In [None]:
%matplotlib inline
import matplotlib
import matplotlib.pyplot as plt
import numpy as np

# Welcome to my Gaussian Process Regression tutorial notebook!

We'll be looking at a simplistic Gaussian process regression (GPR). The following is based on freely available material, namely a tutorial by [M. Ebden](https://arxiv.org/pdf/1505.02965.pdf) with some additional theoretical backing from [Rasmussen and Williams (2006)](http://www.gaussianprocess.org/gpml/chapters/RW.pdf).

 1. Linear Model
 1. Feature Space and Programmable Expressions
 1. A Sample Regression

## 1. Linear Model

We will begin with a linear model $f({\bf x})$ modeling true values ${\bf y}$ with Gaussian noise $\epsilon \sim \mathcal{N}(0,\sigma_n^2)$:

$$f({\bf x}) = {\bf x}^T {\bf w},$$

$${\bf y} = f({\bf x}) + \epsilon.$$

From this we obtain a Gaussian likelihood with the mean of the linear model and variance of the noise,
$$p({\bf y}|{\bf X},{\bf w}) = \mathcal{N}({\bf X}^T{\bf w},\sigma_n^2{\bf I}).$$

Assuming the weights follow a Gaussian prior ${\bf w} \sim \mathcal{N}(0,\Sigma_p)$, the posteror distribution of the weights follow a product of the likelihood and prior distributions (which is also Gaussian):
$$p({\bf w}|{\bf X},{\bf y}) \sim \mathcal{N}({\bf w}=\sigma_n^{-2}{\bf A}^{-1}{\bf X}{\bf y},{\bf A}^{-1})$$

where

$${\bf A} = \sigma_n^{-2}{\bf X}{\bf X}^T + \Sigma_p^{-1}$$

using Bayes' Theorem and ignoring the marginal likelihood (which is independent of the weights). Finally, a predictive distribution for a new (test, as opposed to training) point ${\bf x_*}$ by integrating over all possible parameters weighted by their posterior probabilities,

$$p(f({\bf x}_*)|{\bf x}_*,{\bf X},{\bf y}) = \int p(f({\bf x}_*)|{\bf x}_*,{\bf w})p({\bf w}|{\bf X},{\bf y})d{\bf w}$$
$$ = \mathcal{N}(\sigma_n^{-2}{\bf x}_*^T{\bf A}^{-1}{\bf X}{\bf y},{\bf x}_*^T{\bf A}^{-1}{\bf x}_*).$$

This is why GPR is often considered a non-parametric method- while there are parameters which assume some distribution of the data, they are integrated out in this step. Another view is that GPR is "infinitely" parametric, meaning it considers all possible values of the parameters. This is only true theoretically in the limit of an infinitely-spanning prior distribution; in practice, the prior must be limited. 
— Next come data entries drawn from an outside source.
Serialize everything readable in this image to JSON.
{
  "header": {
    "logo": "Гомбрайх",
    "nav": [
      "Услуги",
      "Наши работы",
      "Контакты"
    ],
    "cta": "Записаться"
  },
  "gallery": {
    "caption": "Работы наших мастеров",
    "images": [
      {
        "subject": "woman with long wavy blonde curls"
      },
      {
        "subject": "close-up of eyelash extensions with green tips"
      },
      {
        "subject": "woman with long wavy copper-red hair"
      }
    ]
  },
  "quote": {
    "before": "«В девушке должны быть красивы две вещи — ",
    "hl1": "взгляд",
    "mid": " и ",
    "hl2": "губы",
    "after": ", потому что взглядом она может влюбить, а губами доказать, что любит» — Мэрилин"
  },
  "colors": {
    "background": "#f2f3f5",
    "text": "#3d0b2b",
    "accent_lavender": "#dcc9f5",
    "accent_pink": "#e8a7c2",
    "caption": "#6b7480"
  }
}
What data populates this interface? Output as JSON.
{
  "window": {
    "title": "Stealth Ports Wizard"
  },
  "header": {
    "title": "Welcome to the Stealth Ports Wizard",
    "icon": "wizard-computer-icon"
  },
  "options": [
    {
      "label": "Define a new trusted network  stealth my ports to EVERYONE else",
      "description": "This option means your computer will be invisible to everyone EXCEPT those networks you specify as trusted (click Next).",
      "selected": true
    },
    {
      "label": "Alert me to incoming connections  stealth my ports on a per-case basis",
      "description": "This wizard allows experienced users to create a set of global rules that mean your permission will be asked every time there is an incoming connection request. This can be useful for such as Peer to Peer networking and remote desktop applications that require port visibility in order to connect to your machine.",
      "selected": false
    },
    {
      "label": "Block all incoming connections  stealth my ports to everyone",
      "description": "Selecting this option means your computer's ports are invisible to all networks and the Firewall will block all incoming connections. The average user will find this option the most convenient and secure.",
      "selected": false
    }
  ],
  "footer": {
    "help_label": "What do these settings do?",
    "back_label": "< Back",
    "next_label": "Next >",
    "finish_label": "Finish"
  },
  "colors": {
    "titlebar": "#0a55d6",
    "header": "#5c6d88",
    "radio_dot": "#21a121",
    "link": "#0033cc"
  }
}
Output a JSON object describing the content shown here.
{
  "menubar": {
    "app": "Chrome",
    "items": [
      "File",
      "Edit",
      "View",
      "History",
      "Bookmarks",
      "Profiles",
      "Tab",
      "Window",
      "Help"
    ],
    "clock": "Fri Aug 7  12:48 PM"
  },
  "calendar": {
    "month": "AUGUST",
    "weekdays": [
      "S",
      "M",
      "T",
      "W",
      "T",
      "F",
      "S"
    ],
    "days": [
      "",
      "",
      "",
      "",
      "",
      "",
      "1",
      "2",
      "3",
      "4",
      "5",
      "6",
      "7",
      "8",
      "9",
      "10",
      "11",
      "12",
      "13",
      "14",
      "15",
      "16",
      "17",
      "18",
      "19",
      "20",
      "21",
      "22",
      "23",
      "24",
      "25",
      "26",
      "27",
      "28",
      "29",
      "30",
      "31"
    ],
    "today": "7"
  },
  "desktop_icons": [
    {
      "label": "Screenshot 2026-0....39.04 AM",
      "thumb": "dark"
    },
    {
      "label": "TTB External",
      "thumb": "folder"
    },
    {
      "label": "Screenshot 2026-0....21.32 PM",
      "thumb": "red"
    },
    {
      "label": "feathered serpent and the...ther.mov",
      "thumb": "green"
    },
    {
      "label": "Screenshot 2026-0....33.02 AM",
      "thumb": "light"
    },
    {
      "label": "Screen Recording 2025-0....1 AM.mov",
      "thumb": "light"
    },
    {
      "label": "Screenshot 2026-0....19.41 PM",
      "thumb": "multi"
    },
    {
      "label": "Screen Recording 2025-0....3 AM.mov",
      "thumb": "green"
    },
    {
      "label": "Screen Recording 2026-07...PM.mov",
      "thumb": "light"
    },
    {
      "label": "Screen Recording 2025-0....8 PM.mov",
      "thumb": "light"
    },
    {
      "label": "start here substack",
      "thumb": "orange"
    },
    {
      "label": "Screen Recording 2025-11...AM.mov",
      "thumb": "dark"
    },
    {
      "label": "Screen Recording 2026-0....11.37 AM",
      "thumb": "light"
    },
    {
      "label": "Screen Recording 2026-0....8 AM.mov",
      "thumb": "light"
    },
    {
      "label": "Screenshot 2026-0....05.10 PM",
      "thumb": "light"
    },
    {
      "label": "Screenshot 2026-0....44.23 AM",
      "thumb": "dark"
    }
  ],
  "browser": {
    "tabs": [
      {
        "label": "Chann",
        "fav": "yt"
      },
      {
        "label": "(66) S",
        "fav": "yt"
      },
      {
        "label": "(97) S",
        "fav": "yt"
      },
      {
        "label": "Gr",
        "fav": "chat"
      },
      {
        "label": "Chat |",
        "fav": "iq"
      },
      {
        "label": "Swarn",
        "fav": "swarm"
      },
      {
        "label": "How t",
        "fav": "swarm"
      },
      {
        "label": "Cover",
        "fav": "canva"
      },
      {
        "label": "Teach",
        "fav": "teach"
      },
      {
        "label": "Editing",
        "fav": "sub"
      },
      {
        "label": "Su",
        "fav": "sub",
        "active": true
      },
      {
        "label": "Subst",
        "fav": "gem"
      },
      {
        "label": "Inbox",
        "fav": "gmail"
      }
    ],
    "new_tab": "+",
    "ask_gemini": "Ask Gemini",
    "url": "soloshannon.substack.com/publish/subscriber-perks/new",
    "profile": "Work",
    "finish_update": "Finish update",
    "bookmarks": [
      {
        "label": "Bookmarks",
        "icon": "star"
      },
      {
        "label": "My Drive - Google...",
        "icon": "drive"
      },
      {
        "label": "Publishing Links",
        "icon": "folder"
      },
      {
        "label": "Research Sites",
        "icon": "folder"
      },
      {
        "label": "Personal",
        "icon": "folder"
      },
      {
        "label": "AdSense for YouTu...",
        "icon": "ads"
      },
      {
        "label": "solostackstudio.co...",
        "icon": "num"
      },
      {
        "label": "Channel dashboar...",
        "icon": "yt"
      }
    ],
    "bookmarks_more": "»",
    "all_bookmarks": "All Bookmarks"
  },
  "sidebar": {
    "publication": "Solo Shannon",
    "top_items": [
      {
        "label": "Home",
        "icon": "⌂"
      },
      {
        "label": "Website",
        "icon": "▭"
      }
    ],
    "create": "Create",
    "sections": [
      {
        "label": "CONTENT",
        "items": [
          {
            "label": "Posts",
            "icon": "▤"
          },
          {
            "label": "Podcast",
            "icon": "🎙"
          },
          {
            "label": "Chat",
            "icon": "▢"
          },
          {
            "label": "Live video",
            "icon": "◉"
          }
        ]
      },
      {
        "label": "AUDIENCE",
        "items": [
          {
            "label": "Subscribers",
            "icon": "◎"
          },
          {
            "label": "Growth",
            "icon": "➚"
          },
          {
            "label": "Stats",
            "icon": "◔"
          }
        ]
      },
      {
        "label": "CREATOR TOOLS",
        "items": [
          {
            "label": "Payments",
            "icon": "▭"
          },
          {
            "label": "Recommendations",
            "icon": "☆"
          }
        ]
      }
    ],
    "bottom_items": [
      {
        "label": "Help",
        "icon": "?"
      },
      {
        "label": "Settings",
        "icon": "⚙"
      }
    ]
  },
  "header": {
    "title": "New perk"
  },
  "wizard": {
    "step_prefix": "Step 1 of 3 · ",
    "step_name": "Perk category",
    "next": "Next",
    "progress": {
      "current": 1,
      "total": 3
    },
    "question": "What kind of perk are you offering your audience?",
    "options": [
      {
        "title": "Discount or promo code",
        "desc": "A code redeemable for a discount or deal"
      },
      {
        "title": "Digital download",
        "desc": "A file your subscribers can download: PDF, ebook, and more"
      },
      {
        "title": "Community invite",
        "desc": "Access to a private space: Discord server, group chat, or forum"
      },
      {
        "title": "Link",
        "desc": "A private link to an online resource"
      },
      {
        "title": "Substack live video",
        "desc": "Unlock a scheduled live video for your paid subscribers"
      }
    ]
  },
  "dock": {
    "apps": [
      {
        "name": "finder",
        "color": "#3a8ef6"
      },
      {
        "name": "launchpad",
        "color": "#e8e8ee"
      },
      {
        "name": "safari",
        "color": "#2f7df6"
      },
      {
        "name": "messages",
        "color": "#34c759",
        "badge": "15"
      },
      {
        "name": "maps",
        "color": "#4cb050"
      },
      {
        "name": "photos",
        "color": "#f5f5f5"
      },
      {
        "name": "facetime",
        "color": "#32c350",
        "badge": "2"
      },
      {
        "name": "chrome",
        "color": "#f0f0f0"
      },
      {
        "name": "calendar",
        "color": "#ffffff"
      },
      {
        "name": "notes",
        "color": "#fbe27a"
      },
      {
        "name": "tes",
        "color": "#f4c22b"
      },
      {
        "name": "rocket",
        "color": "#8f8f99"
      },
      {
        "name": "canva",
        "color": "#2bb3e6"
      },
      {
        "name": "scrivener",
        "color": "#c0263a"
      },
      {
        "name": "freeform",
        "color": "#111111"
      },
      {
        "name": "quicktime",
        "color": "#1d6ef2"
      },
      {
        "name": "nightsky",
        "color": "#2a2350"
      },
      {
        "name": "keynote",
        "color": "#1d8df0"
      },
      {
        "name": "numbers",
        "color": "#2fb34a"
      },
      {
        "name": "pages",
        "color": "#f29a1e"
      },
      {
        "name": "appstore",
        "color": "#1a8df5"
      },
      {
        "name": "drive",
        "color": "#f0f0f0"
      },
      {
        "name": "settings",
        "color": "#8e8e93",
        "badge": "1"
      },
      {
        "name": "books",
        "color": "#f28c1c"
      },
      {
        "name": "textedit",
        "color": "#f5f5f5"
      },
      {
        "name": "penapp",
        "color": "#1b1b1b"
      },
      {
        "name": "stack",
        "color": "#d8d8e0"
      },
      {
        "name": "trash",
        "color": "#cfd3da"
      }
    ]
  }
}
## 2. Feature Space and Programmable Expressions

Now that we have a predictive distribution in the input space, we can lift our equations into a higher-dimensional feature space by replacing instances of ${\bf x}$ with basis functions ${\bf \phi}({\bf x})$: 

$$p(f({\bf x}_*)|{\bf x}_*,{\bf X},{\bf y}) = \mathcal{N}(\sigma_n^{-2}{\bf \phi}({\bf x}_*)^T{\bf A}^{-1}{\bf \Phi}{\bf y},\ {\bf \phi}({\bf x}_*)^T{\bf A}^{-1}{\bf \phi}({\bf x}_*))$$

where

$${\bf \Phi} = {\bf \phi}({\bf X}) \; ; \quad {\bf A} = \sigma_n^{-2}{\bf \Phi}{\bf \Phi}^T + \Sigma_p^{-1}.$$

The expensive part of this step is the inversion of the $N x N \;{\bf A}$ matrix, where $N$ is the number of features. This can be reduced by the introduction of a kernel matrix ${\bf K}$, which describes the _difference_ between two sets of features:

$$p(f({\bf x}_*)|{\bf x}_*,{\bf X},{\bf y}) = \mathcal{N}({\bf \phi}({\bf x}_*)^T{\bf \Sigma}_p{\bf \Phi}({\bf K} + \sigma_n^2{\bf I})^{-1}{\bf y}, \; {\bf \phi}({\bf x}_*)^T{\bf \Sigma}_p{\bf \phi}({\bf x}_*) - {\bf \phi}({\bf x}_*)^T{\bf \Sigma}_p{\bf \Phi}({\bf K} + \sigma_n^2{\bf I})^{-1}{\bf \Phi}{\bf \Sigma}_p{\bf \phi}({\bf x}_*))$$

where ${\bf K} = {\bf \Phi \Sigma}_p{\bf \Phi}$ and is of size $n x n$ where $n$ is the number of training points.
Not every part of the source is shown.